Halten Sie also den Weg Ihres Vorgängers Okwui Enwezor für falsch, die Kunstwelt zu dezentralisieren und stärker auf andere Regionen zu achten?

Wir müssen beides machen. Auch das Lokale lässt sich exotisieren, wie Thomas Hirschhorn mit seiner Installation bei der letzten Documenta gezeigt hat. Man kann auch die Jugendlichen in der Nordstadt von Kassel zu Bantus machen. Dann pilgern die Leute dorthin und sehen sich an, wie es in dem Problembezirk zugeht. Diese teuflische Dialektik hat nichts mehr mit realer geografischer Distanz zu tun. Aber man muss den Europäern und Nordamerikanern schon zeigen, was woanders los ist, vor allem in seiner historischen Tiefe. Die in der Kunstwelt zirkulierenden Versionen von Afrika oder Indien sind bessere Parodien. Das regionale Denken in der Kunstwelt ist eine Perversion: erst Afrika, dann der Balkan, jetzt China und dann Indien – das ist ein Erbe des 19. Jahrhunderts und dem Ästhetischen eigentlich sehr fremd.

Auch in Ihrer Gedankenwelt steckt 19. Jahrhundert: Sie beziehen sich auf die Romantik, Psychoanalyse. Was hat Sie geprägt?

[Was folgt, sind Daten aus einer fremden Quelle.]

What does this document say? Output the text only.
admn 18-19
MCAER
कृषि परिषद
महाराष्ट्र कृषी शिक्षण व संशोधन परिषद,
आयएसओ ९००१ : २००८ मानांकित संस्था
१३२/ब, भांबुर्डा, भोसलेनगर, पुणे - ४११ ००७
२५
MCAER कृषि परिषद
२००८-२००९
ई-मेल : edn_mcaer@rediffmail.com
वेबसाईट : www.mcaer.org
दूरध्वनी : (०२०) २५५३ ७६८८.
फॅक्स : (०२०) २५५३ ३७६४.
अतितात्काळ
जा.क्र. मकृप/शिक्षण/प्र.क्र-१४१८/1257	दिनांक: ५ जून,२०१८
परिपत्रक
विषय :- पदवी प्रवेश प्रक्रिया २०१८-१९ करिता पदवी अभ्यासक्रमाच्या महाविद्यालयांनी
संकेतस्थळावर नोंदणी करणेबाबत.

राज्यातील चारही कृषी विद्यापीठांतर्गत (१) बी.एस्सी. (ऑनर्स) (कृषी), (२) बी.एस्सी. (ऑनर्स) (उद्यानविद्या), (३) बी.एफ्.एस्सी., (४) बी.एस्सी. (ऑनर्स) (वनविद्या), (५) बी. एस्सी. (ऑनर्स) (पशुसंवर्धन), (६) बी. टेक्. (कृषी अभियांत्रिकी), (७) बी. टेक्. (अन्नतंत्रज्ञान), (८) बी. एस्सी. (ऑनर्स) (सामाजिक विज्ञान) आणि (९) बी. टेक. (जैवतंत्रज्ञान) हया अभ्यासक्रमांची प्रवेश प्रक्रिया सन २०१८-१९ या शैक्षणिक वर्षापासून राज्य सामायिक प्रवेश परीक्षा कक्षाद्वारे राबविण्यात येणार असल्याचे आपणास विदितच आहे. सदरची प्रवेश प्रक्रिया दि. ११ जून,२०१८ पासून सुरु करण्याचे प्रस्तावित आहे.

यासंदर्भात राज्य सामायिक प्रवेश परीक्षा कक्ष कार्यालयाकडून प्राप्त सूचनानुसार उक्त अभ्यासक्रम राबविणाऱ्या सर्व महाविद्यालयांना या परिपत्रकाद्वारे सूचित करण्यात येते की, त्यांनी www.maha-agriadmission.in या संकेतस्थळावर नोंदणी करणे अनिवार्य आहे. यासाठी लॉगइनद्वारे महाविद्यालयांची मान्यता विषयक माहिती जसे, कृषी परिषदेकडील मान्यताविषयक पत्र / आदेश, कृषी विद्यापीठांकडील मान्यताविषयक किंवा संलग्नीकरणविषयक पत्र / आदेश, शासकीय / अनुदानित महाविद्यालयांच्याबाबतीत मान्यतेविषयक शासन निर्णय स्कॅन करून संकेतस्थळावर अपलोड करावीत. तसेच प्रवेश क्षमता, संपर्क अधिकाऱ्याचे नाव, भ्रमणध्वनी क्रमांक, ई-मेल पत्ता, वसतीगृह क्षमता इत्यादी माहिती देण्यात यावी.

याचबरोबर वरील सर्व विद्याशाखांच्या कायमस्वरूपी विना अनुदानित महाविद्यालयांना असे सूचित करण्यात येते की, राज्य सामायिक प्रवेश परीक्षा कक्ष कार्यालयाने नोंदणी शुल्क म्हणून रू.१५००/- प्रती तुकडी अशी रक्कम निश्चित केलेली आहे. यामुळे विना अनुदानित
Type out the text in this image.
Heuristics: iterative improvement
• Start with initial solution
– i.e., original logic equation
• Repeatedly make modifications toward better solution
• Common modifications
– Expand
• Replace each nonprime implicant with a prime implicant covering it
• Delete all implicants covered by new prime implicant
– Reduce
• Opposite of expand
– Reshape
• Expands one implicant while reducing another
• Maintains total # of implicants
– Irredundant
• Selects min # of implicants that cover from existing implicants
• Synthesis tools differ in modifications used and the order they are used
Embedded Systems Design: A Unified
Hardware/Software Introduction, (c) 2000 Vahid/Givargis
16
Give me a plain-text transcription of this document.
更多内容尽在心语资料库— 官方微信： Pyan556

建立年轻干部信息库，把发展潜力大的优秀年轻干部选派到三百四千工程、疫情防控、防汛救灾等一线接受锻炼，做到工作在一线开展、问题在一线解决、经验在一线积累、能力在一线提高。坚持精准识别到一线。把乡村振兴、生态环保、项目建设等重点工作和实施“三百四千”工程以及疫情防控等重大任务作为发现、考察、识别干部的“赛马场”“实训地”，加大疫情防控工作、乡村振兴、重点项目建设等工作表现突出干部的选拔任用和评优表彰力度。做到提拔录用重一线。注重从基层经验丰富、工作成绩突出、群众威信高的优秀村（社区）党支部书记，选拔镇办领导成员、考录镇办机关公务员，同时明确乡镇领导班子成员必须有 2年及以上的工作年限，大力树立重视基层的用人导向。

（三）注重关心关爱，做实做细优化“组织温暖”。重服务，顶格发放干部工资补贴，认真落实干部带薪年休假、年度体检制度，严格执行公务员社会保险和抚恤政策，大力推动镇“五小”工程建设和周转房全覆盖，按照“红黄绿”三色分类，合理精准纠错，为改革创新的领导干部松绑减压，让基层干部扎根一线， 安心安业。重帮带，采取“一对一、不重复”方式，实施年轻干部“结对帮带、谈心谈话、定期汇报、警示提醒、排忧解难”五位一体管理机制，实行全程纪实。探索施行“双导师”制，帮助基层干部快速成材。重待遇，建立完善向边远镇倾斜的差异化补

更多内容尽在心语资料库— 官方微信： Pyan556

Ich habe ein enges Verhältnis zur Frühromantik. Aber ich habe vor allem auch auf meinen Reisen viel gelernt. Das lässt sich nicht als theoretisches Erbe angeben, aber diese Erfahrungen, die Gespräche mit den Menschen vor Ort haben mich existenziell verändert. Man darf allerdings dazu nicht von Fünfsternehotel zu Fünfsternehotel reisen und die Künstler mit ihren Portfolios vorsprechen lassen. Das Gespräch führten Nicola Kuhn und Christina Tilmann.

DER MACHER

Der gebürtige Berliner mit Wohnsitz Wien war bei seiner Berufung vor vier Jahren ein Überraschungskandidat. Bislang nur als Herausgeber der Kunstzeitschrift Springerin und Kurator kleinerer Ausstellungen hervorgetreten, war der 44-Jährige für viele zunächst ein unbeschriebenes Blatt. Wie seine Vorgänger hat Buergel, der die Documenta gemeinsam mit seiner Partnerin Ruth Noack leitet, bislang keine Künstlernamen genannt, aber eine stärkere Anbindung an soziale und politische Kontexte versprochen.

DIE AUSSTELLUNG

Die international wichtigste Schau zeitgenössischer Kunst findet alle fünf Jahre in Kassel statt. Sie wird am 16. Juni eröffnet und dauert bis 23. September. ( www.documenta.de )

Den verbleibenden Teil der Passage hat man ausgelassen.